La mostra al Memoriale della Shoah di Milano “Storie di vita”
Il Memoriale della Shoah sorge nella zona sottostante il piano dei binari della Stazione Centrale di Milano, articolandosi su due livelli: piano terra e rialzato e piano interrato. Da qui, tra il 1943 e il 1945, partirono 20 convogli: carri bestiame sui quali furono stipati migliaia di prigionieri diretti verso i campi di concentramento, raccoglimento e sterminio. È un luogo simbolo della deportazione, oggi centro di memoria e di conoscenza, che si proietta verso il ricordo, verso il passato, ma soprattutto verso il presente e il futuro.
Negli ultimi anni il Memoriale si è affermato come centro di aggregazione culturale e di elaborazione del presente. Per questo Intesa Sanpaolo ha scelto di sostenere anche quest’anno questo luogo, per ospitare, in occasione della celebrazione del Giorno della Memoria 2026, la mostra documentaria “La persecuzione patrimoniale degli ebrei. Storie di vita dall’Archivio Storico Intesa Sanpaolo”, dal 20 gennaio al 15 febbraio 2026. Si tratta di nuova tappa di un progetto pluriennale avviato nel 2020 con l’esposizione Storie restituite. I documenti della persecuzione antisemita nell’Archivio Storico Intesa Sanpaolo.
La mostra è a cura dell’Archivio Storico Intesa Sanpaolo (Carla Cioglia, Barbara Costa, Rossella Laria) ed è prodotta dalla Fondazione Memoriale della Shoah di Milano. L’esposizione è inclusa nel percorso di visita del Memoriale. Qui link per informazioni e prenotazioni.

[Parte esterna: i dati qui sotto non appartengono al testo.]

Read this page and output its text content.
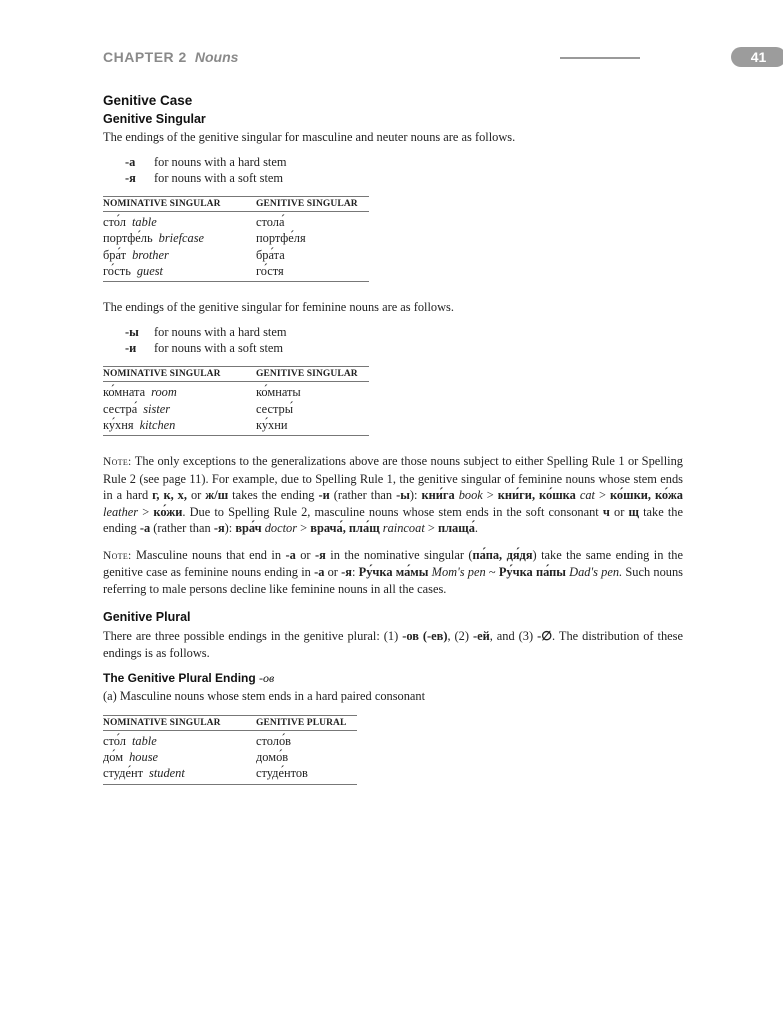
CHAPTER 2 Nouns	41
Genitive Case
Genitive Singular

The endings of the genitive singular for masculine and neuter nouns are as follows.

-а	for nouns with a hard stem
-я	for nouns with a soft stem
NOMINATIVE SINGULAR	GENITIVE SINGULAR
сто́л table	стола́
портфе́ль briefcase	портфе́ля
бра́т brother	бра́та
го́сть guest	го́стя

The endings of the genitive singular for feminine nouns are as follows.

-ы	for nouns with a hard stem
-и	for nouns with a soft stem
NOMINATIVE SINGULAR	GENITIVE SINGULAR
ко́мната room	ко́мнаты
сестра́ sister	сестры́
ку́хня kitchen	ку́хни

Note: The only exceptions to the generalizations above are those nouns subject to either Spelling Rule 1 or Spelling Rule 2 (see page 11). For example, due to Spelling Rule 1, the genitive singular of feminine nouns whose stem ends in a hard г, к, х, or ж/ш takes the ending -и (rather than -ы): кни́га book > кни́ги, ко́шка cat > ко́шки, ко́жа leather > ко́жи. Due to Spelling Rule 2, masculine nouns whose stem ends in the soft consonant ч or щ take the ending -а (rather than -я): вра́ч doctor > врача́, пла́щ raincoat > плаща́.

Note: Masculine nouns that end in -а or -я in the nominative singular (па́па, дя́дя) take the same ending in the genitive case as feminine nouns ending in -а or -я: Ру́чка ма́мы Mom's pen ~ Ру́чка па́пы Dad's pen. Such nouns referring to male persons decline like feminine nouns in all the cases.

Genitive Plural

There are three possible endings in the genitive plural: (1) -ов (-ев), (2) -ей, and (3) -∅. The distribution of these endings is as follows.

The Genitive Plural Ending -ов

(a) Masculine nouns whose stem ends in a hard paired consonant

NOMINATIVE SINGULAR	GENITIVE PLURAL
сто́л table	столо́в
до́м house	домо́в
студе́нт student	студе́нтов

Il percorso espositivo intreccia la dimensione storica con quella umana, concentrandosi sulle vicende di tre famiglie – Eugenio e Silvia Colorni, Carla e Rinaldo Levis, Sara e Stella Dana –, che restituiscono, nella varietà delle esperienze, il destino di quanti subirono la persecuzione e il difficile ritorno alla “normalità” nel dopoguerra, spesso segnato da una giustizia incompleta:
Sorella di Eugenio Colorni, intellettuale e traduttrice, fu colpita dalle leggi razziali del 1938 in quanto ebrea. Nel 1939 fu costretta all’autodenuncia dei propri immobili, che vennero in parte espropriati e incamerati dall’EGELI. Durante la guerra visse in clandestinità, separata dal marito e con le figlie nascoste in istituti religiosi, mentre i beni familiari venivano confiscati. Sopravvissuta alla persecuzione, nel dopoguerra rientrò in possesso delle proprietà solo nel 1946. La sua vicenda testimonia l’intreccio tra persecuzione personale, perdita dei beni e resistenza morale.
Filosofo e antifascista, fu tra gli ispiratori del Manifesto di Ventotene. Arrestato nel 1938 e confinato come oppositore del regime e come ebreo, subì anche la confisca dei beni familiari, denunciati a suo nome dalla sorella Silvia. Durante la clandestinità continuò l’attività politica nella Resistenza e nel federalismo europeo. Venne assassinato a Roma dalla Banda Koch nel 1944. La sottrazione dei beni accompagnò fino all’ultimo la repressione politica e razziale contro di lui.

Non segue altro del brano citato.